Strategies for Motivating Your Technical Team
It is no secret that your company will not be one if your employees decided to stop being productive. You might still get an output if they decided to do just the minimal but ‘an output’ can’t just be your goal. Your goal is to make your company stand out from the million others who are into the same field. For this to happen, you need your employees to give their full to the company and produce exceptional results. Now for them to do all that, you need to give them reasons to, motivation being one of them. With the right kind of rapport and motivation, your employees will deliver what you want them to and hence ensure improved retention, better returns on human capital and high-quality work output.
Measuring Motivation and Knowing Where You Stand
Now that you know that motivation is key in attaining good results, you need to know if the ways of motivation you practice is working or not. One way to know that is to check on employee engagement. Employees who are well motivated tend to be engaged in their work for longer hours. Reports suggest that 7 in 10 employees are usually not engaged. If all the output you are receiving right now if from the maximum hard work from 30% of your employees and just minimal from 70%, imagine the output you could receive if all of them gave their fullest.
Hiring them for your company aside, who do you think will be your client/consumer/customer now and in the near future? That’s right, it is the millennials. And who better to deliver to their needs than one of them, who is working for you.
The Real Challenge: Understanding How to Motivate Technical Team Members
Motivating your employees is easier said than done. When you realize that all human beings are different and something that motivates one person might do just the opposite to another, you realize the kind of effort and work one should put into this whole issue.
Unlike computers and systems, you cannot always get a very specific result from a human being by behaving the same way to all of them. It is a real challenge to personalize the kind of motivation methods according to how each and every member of your company works. Here are some ways to do that.
Strategy #1 – Measure Ongoing Progress and Consistently Offer New Challenges
There is a fine line between having uniformity in the job you do and moving towards monotony. Every employee like walking that fine line. Move to one side of it and you will no longer know what exactly your job is as you will be doing various kinds of work every day; move to the other side and voila, you will be leading a stagnant monotonous life. Putting across challenges every now and then will help them feel a renewed sense of purpose while moving away from monotonous boredom but not so much that they actually deviate from their field of work. What works to break off the monotony is to break down work and great groups with individual heads, give them a platform routinely to share the progress in their group, and gain confidence with the acknowledgement of others as well as be motivated by others’ progress.
Strategy #2 – Make the Path for Growth Clear and Let Overachievers Overachieve
Mere motivation will not ensure an employee’s tenure in your company.
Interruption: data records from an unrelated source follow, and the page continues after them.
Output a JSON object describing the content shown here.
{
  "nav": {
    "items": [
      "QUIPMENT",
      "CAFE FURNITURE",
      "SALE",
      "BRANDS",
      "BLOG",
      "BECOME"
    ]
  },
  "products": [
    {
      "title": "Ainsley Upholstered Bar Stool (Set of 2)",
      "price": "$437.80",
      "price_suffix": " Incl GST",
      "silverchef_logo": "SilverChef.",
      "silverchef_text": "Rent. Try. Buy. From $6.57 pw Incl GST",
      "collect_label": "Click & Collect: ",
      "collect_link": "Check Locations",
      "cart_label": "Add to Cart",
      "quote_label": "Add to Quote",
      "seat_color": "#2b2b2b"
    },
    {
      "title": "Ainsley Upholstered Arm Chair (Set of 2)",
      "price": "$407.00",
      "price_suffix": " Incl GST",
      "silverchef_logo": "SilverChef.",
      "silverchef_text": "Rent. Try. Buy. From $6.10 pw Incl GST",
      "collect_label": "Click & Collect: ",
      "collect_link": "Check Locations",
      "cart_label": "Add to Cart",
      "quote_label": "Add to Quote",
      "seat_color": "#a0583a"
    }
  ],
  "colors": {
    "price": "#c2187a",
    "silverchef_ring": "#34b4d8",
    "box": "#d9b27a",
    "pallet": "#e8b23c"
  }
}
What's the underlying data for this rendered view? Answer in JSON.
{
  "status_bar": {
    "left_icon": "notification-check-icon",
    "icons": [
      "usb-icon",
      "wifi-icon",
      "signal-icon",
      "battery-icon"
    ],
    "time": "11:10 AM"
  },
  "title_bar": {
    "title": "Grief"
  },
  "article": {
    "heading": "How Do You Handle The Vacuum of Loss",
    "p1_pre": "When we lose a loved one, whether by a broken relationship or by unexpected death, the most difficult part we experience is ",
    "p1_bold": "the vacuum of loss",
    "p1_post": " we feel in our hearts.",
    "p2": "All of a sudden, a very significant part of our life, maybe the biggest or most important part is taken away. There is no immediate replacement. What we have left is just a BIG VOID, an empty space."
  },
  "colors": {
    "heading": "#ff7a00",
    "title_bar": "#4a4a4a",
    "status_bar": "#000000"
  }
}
It is extremely frustrating for a well-motivated employee to do everything he/she can but get nowhere with it. It is fine if the company has decided certain parameters and targets for them to move to a higher position or be worthy of an advantage. However, it is the duty of the employer to make sure that those targets are made clear and transparent to the employee so that they know when to expect growth in the field. If not, you might just lose some of your extremely motivated and hardworking personnel.
One of the things you can do apart from motivation is to create an environment that focuses on encouraging them to develop themselves in a broader sense even though all you want is a fitting output from them.
Strategy #3 – Create Like-Minded Teams
An easy way for you to do the whole motivation session is to categories like-minded in terms of the credits they expect like finance or personal growth. This way, you can motivate them according to their interest rather than leaving a part of the team unmotivated and the rest inspired.
When you decide to motivate people according to the field of work they are in and not considering what personal benefits they are looking for, what happens is while you might motivate a few, you might also demotivate the rest because they will end up assuming that that is the only benefit they are going to receive and that the company is not their cup of tea.
Grouping can be tricky. It is very critical to consider motivation and goals irrespective of the department or specific work they do. Mixing motivation can prove to be tragic in the output. Motivations can vary from person to person. Just because a person is motivated by finance does not make them a bad person as long as their approach and attitude gels well with the rest of the team.